Oscar V. de L. Milosz

Les Sept Solitudes, 1906



 
 
                                          Don Juan
 
Ô nuit, ô même nuit malgré tant de jours morts,
D’amours décomposés, d’amitiés suicidées !
Douceur vide de la nuit blanche sur les eaux !
Et méditation stérile du silence
Avec pour fin toujours cette pâle pensée
De la lune. Ô dégoût, ridicule et profond
Dégoût de ce qui ne sait plus se reconnaître
Dans les vieux mots et qui s’obstine, hélas ! en vain,
À chercher des mots neufs pour sa pensée usée.

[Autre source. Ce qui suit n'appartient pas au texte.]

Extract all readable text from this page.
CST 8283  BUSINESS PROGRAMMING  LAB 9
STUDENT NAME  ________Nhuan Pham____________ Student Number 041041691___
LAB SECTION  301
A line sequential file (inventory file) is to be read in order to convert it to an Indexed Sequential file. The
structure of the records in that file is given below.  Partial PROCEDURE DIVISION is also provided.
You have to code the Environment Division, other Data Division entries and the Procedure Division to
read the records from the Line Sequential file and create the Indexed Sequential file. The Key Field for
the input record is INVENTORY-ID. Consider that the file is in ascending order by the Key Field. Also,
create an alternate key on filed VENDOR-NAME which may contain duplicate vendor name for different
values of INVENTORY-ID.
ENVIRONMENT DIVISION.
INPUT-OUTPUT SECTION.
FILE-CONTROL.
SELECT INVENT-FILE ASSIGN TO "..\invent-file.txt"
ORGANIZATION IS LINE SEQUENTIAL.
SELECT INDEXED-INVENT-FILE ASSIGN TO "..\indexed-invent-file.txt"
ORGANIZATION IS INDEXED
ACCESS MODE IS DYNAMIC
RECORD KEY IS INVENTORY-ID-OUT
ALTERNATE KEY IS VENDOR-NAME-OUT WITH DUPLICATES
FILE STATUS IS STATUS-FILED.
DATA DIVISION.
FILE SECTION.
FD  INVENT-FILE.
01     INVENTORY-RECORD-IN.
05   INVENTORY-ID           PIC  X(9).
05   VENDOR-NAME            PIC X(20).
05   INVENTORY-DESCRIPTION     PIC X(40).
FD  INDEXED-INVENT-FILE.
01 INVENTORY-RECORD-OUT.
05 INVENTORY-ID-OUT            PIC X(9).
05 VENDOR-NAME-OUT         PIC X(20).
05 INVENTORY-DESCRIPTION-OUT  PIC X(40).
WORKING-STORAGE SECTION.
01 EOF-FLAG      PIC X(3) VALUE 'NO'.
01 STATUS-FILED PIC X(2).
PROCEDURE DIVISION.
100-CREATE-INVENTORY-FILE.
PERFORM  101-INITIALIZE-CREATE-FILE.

Gros désenchantement aux froides lèvres flasques,
Ennui d’éternité, chair incrédule au point
De nier la possibilité du néant,
Âme immobile ainsi qu’une eau stagnante, froide
Et sale où les crapauds lugubres de l’amour
Eux-mêmes ne coassent plus, où les poissons
Des vieux secrets dorés nagent le ventre en l’air,
Ridicules, ternis, tuméfiés, crevés.
Et toi, vieux rêve romanesque qui gis là,
Comme un squelette vert de vache dévorée
Par les loups, il y a bien et bien des années.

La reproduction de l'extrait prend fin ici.